2. Outside Time: During an average school day, PMWS early childhood students spend 2-3 hours outside– 1 1/2 hours for the grades.
1. Curriculum: The Waldorf curriculum is itself nature-based and fully integrated. Nature is recognized in every subject as the basis of all learning.
In Spring 2009, Prairie Moon Waldorf School became one of the first three official Kansas Green Schools in the state as designated by Kansas Association for Conservation and Environmental Education (KACEE). The school received a water quality grant for 2008-2009. The Okanis Garden received support under the grant.
The project contained these goals:
(1) to develop an environmental education curriculum, including garden curriculum, which would teach about non-point source pollution. Ms. Teresa M. Woods met with Prairie Moon faculty during the last month of the 2008-09 school year to enact school curricula. Ms. Woods is Coordinator, Kansas State University/Olathe, Kansas, Educational Partnership; Ph.D. Candidate in Curriculum and Instruction, Kansas State University; and Curriculum Coordinator for the Botanical Society of America.

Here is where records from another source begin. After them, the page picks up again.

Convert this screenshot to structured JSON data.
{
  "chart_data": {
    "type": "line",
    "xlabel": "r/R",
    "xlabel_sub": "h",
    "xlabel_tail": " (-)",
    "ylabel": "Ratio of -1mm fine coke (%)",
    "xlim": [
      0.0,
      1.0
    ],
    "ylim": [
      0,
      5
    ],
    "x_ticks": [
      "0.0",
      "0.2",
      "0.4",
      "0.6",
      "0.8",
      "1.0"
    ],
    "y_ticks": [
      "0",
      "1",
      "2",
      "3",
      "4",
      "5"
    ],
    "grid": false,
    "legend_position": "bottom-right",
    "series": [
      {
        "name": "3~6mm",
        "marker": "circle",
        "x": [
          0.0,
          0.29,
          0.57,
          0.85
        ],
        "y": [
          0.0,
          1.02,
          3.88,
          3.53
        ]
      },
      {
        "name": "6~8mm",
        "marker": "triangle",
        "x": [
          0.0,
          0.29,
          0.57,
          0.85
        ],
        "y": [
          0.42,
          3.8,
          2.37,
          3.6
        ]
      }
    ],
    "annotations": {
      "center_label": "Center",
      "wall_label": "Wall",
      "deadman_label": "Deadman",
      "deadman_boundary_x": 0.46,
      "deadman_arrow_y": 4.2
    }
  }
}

(2) to offer a Prairie Moon Water summer session, including instruction about water quality and water conservation. Prairie Moon grades teacher Mr. Bret Schacht participated with Ms. Woods to develop the Elementary Water summer session (p.54, Prairie Moon Waldorf School Nature Curriculum Working Document). Other summer camp session instructors led students in garden work and activities.
(3) to construct a rain barrel system for watering the garden and other beds and plants on the school grounds. Several Prairie Moon community members and students attended a rain barrel workshop offered by Hillsdale Water Quality Project. Additional research was conducted online.
(4) to engage in other water-saving practices in the Okanis Garden and around the school grounds. A number of in-kind or matching contributions have provided materials and labor for conserving water.
In addition, A Prairie Moon Waldorf School Nature Curriculum Working Document was developed by Ms. Teresa Woods.
For the past three years, PMWS has participated in the United Way of Douglas County’s Summer of Service program. This program provides opportunities for Middle School and High School aged students to volunteer time working in the Okanis Garden at Prairie Moon Waldorf School. In 2012, four students work each Friday in the garden from early June through the middle of August.